At this point, your data pool is imported not blindly by the OS, but by your service. Which you can disable in case of problems (at the moment this may require to boot into a livecd to create the block-file /etc/zfs/noimport-pool which would cancel the service startup, if for some reason an automatic creation and clearing of a block-file around the start/stop calls does not help).

Perhaps more importantly, you now have the main pool wrapped as an SMF resource on which other services can depend (or not depend) for orderly startup. If this pool takes very long to import and/or can fail in the process, it does not delay the startup of other services (like ssh), and you can monitor the state of the import as an SMF status with svcs or numerous remote-management tools.

Phase 2: iSCSI target (server)

Here we set up the zvol and share over iSCSI which would store "virtual" ZFS pool, named below dcpool for historical reasons (it was deduped inside and compressed outside on my test rig, so I hoped to compress only the unique data written).

TODO: find my notes on setup of the server – unfortunately, the HomeNAS itself is not currently available to look at... but there was (IIRC) not much different from usual COMSTAR iSCSI (with stmf). Enable services, create a backing store for a LU implemented as a zvol, allow localhost and/or remote hosts to access it.

One possible caveat is that the iSCSI server services should be made dependent on the main-pool-import service created above (assuming that it holds the zvol). If there are several physical pools, and others serve iSCSI too – a separate instance (or full service made as a replica) of iscsi/target may be in order, to wrap just the creation/teardown and sharing/unsharing of target(s) on the SMFized pool – see iscsi-lun-dcpool for an example (NOTE: hardcoded values would need adaptation for your systems). 

Phase 3: iSCSI initiator (client)

This phase involves wrapping of the iSCSI-mounted pool as an SMF service. Indeed, some readers who simply use remote iSCSI pools, might start reading the article here (wink)

First, there is the initiator part: the networking client.

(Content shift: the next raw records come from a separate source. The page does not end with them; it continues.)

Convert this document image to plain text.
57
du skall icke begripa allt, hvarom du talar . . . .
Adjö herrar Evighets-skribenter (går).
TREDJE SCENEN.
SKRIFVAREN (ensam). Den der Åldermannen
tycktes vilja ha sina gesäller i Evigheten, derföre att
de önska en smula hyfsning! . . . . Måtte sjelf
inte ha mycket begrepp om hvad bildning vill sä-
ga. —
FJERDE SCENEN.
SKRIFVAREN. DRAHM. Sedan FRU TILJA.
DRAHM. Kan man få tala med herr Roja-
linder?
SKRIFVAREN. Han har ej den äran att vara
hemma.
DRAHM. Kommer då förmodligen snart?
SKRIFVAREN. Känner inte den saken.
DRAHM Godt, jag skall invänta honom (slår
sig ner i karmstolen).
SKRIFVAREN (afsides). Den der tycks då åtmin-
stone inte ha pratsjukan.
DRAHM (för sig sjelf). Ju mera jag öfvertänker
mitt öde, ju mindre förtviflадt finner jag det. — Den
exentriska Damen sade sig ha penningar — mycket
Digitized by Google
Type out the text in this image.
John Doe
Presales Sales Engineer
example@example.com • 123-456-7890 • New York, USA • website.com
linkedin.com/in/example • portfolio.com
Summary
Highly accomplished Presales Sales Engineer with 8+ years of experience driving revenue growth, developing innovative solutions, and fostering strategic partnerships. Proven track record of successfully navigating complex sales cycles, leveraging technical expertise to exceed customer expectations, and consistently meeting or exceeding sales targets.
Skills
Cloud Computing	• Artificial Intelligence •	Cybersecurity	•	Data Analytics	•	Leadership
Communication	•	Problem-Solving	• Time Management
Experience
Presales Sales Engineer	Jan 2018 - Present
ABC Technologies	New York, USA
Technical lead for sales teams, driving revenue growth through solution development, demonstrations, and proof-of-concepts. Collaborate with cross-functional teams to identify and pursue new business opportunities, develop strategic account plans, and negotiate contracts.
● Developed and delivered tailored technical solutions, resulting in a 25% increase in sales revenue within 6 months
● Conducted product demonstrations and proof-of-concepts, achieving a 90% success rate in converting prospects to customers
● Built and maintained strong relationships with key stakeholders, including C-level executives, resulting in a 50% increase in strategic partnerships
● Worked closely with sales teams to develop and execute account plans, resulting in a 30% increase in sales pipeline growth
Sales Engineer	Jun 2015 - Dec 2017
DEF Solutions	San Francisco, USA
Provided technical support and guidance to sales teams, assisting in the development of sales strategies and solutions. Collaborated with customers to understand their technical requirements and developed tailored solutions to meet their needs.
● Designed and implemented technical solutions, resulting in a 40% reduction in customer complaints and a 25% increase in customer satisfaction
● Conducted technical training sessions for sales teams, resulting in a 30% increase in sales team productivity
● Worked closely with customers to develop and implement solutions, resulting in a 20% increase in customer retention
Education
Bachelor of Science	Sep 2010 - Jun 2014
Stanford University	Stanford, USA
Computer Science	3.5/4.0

There is really no magic here, this service was needed just for peace of mind about not conflicting with system services (i.e. over OS upgrades) while I create specific dependency setups. It uses the same system logic as iscsi/initiator for actual work. Possibly, just one needs to be enabled at a time.

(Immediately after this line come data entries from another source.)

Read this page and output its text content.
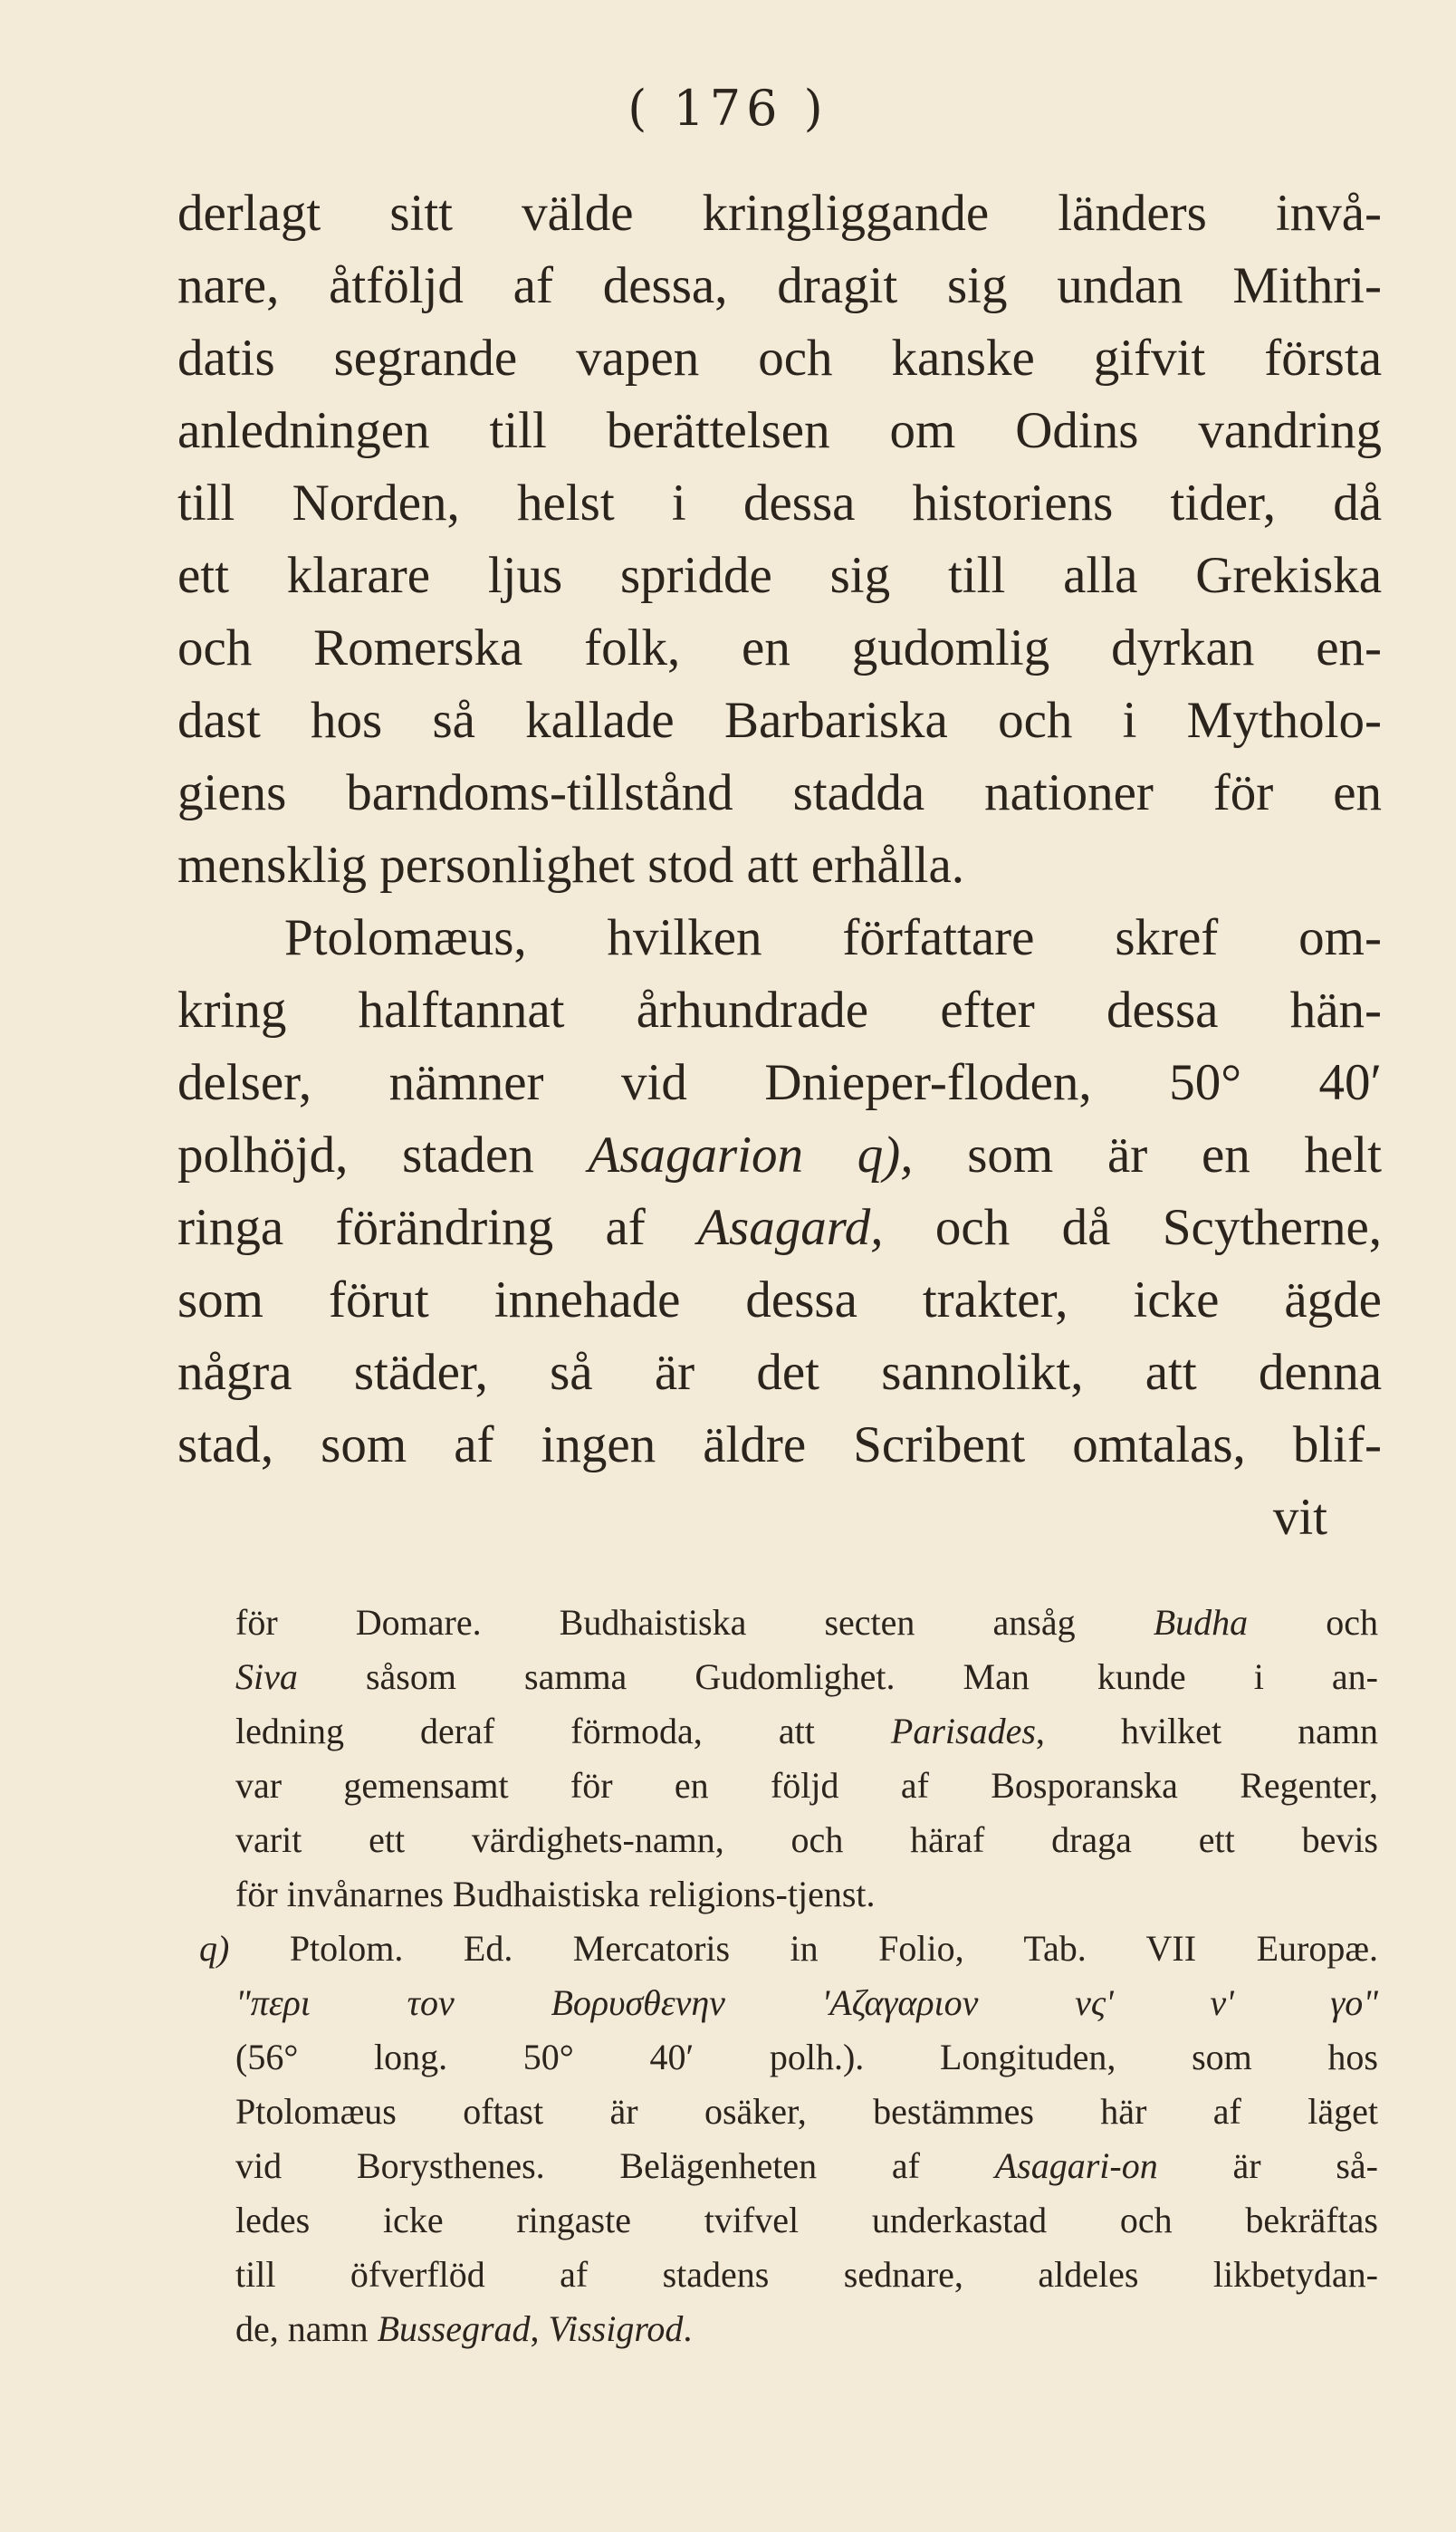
( 176 )
derlagt sitt välde kringliggande länders invå-
nare, åtföljd af dessa, dragit sig undan Mithri-
datis segrande vapen och kanske gifvit första
anledningen till berättelsen om Odins vandring
till Norden, helst i dessa historiens tider, då
ett klarare ljus spridde sig till alla Grekiska
och Romerska folk, en gudomlig dyrkan en-
dast hos så kallade Barbariska och i Mytholo-
giens barndoms-tillstånd stadda nationer för en
mensklig personlighet stod att erhålla.
Ptolomæus, hvilken författare skref om-
kring halftannat århundrade efter dessa hän-
delser, nämner vid Dnieper-floden, 50° 40′
polhöjd, staden Asagarion q), som är en helt
ringa förändring af Asagard, och då Scytherne,
som förut innehade dessa trakter, icke ägde
några städer, så är det sannolikt, att denna
stad, som af ingen äldre Scribent omtalas, blif-
vit
för Domare. Budhaistiska secten ansåg Budha och
Siva såsom samma Gudomlighet. Man kunde i an-
ledning deraf förmoda, att Parisades, hvilket namn
var gemensamt för en följd af Bosporanska Regenter,
varit ett värdighets-namn, och häraf draga ett bevis
för invånarnes Budhaistiska religions-tjenst.
q) Ptolom. Ed. Mercatoris in Folio, Tab. VII Europæ.
"περι τον Βορυσθενην 'Αζαγαριον νς' ν' γο"
(56° long. 50° 40′ polh.). Longituden, som hos
Ptolomæus oftast är osäker, bestämmes här af läget
vid Borysthenes. Belägenheten af Asagari-on är så-
ledes icke ringaste tvifvel underkastad och bekräftas
till öfverflöd af stadens sednare, aldeles likbetydan-
de, namn Bussegrad, Vissigrod.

  • Get the method script iscsi-initiator-dcpool and manifest initiator-dcpool.xml:

    Code Block
    :; wget -O /lib/svc/method/iscsi-initiator-dcpool \
       http://wiki.openindiana.org/download/attachments/27230301/iscsi-initiator-dcpool
    :; wget -O /var/svc/manifest/network/iscsi/initiator-dcpool.xml \
       http://wiki.openindiana.org/download/attachments/27230301/initiator-dcpool.xml
  • Revise the files. The script contains a callout to the system's standard /lib/svc/method/iscsi-initiator wrapped with 10-second sleeps (after start and before stop).
    The manifest declares a dependency on networking (at least loopback) and on multi-user-server milestone,
    On a system which serves the volume (real loopback-import) you'd also add a dependency on the iSCSI target service (or its instance or replica dedicated to serving this particular volume).

  • Install the service:

    Code Block
    :; svccfg import /var/svc/manifest/network/iscsi/initiator-dcpool.xml 

    This creates a (disabled) instance of network/iscsi/initiator-dcpool:default.

  • Enable the service:

    Code Block
    :; svcadm enable initiator-dcpool

    This should allow the system to use iSCSI and find the defined (elsewhere) targets.

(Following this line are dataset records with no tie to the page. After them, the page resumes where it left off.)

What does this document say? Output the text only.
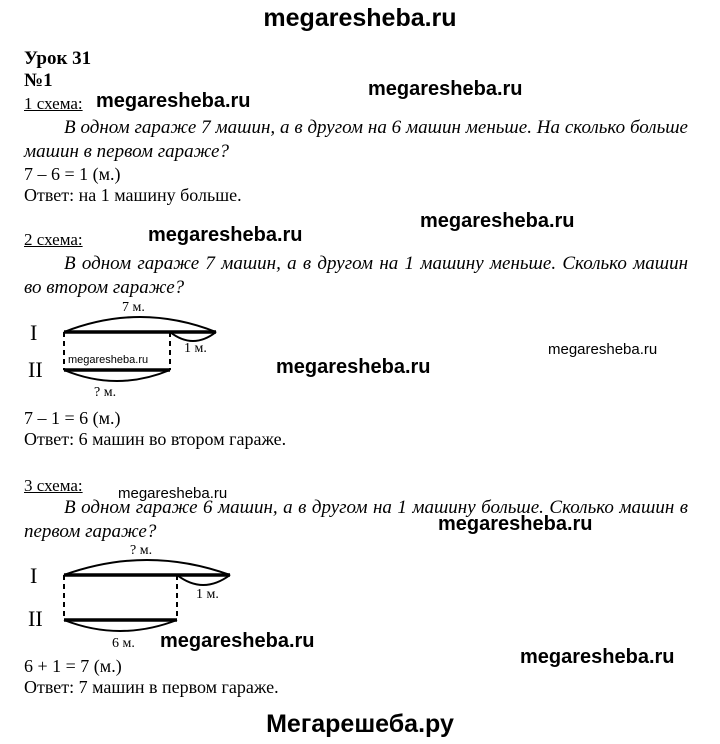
megaresheba.ru
Мегарешеба.ру
Урок 31
№1
1 схема: megaresheba.ru
megaresheba.ru
В одном гараже 7 машин, а в другом на 6 машин меньше. На сколько больше машин в первом гараже?
7 – 6 = 1 (м.)
Ответ: на 1 машину больше.
megaresheba.ru
2 схема:	megaresheba.ru
В одном гараже 7 машин, а в другом на 1 машину меньше. Сколько машин во втором гараже?
I
II
7 м.
1 м.
? м.
megaresheba.ru	megaresheba.ru
megaresheba.ru
7 – 1 = 6 (м.)
Ответ: 6 машин во втором гараже.
3 схема: megaresheba.ru
В одном гараже 6 машин, а в другом на 1 машину больше. Сколько машин в первом гараже?	megaresheba.ru
I
II
? м.
1 м.
6 м. megaresheba.ru
megaresheba.ru
6 + 1 = 7 (м.)
Ответ: 7 машин в первом гараже.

Second, prepare the mountpoint (also protected from modifications with immutability):

Code Block
:; POOL=$POOL_VIRT
 
:; df -k /$POOL
:; ls -la /$POOL
### Make sure that the pool is exported and its mountpoint directory does not exist or is empty
 
:; mkdir /$POOL
:; /bin/chmod S+ci /$POOL

Third, set up the import of the pool over iSCSI (assuming that the COMSTAR initiator has been set up to query the needed target servers, and now zpool knows where to find iSCSI-backed vdevs):

  • Get the method script iscsi-mount-dcpool and manifest mount-dcpool.xml:

    Code Block
    :; wget -O /lib/svc/method/iscsi-mount-dcpool \
       http://wiki.openindiana.org/download/attachments/27230301/iscsi-mount-dcpool
    :; wget -O /var/svc/manifest/network/iscsi/mount-dcpool.xml \
       http://wiki.openindiana.org/download/attachments/27230301/mount-dcpool.xml
  • Revise the files. The script is currently hardcoded to import or export a dcpool, subject to absence of /etc/zfs/noimport-dcpool block-file, and determines presence of an already-imported pool as presence of the /dcpool/export directory. If the file /etc/zfs/delay.dcpool exists and contains a number, the startup of the service is delayed by this number of seconds; if the file exists and is empty (or not a number), the delay is 600 seconds (10 minutes). The import bypasses the default cachefile, but otherwise is not tweaked. The export loops until successful.
    The manifest declares dependencies on iscsi/initiator-dcpool and on networking (loopback here, you may want physical for remote mounts), and a reverse-dependency on the block-file.

  • Install the service:

    Code Block
    :; svccfg import /var/svc/manifest/network/iscsi/mount-dcpool.xml 

    This creates a (disabled) instance of network/iscsi/mount-dcpool:default.

  • Enable the service:

    Code Block
    :; svcadm enable mount-dcpool
    :; tail -f /var/svc/log/*mount-dcpool*log

      

Finally, I also had a watchdog service to actively monitor the viability of the "virtual" pool, as things tended to lock up once in a while, either due to internetworking faults or the experimental server problems. But that was too much of an in-house hack to publish at the moment (and relied on some currently proprietary status-testing methods).

HTH,
//Jim Klimov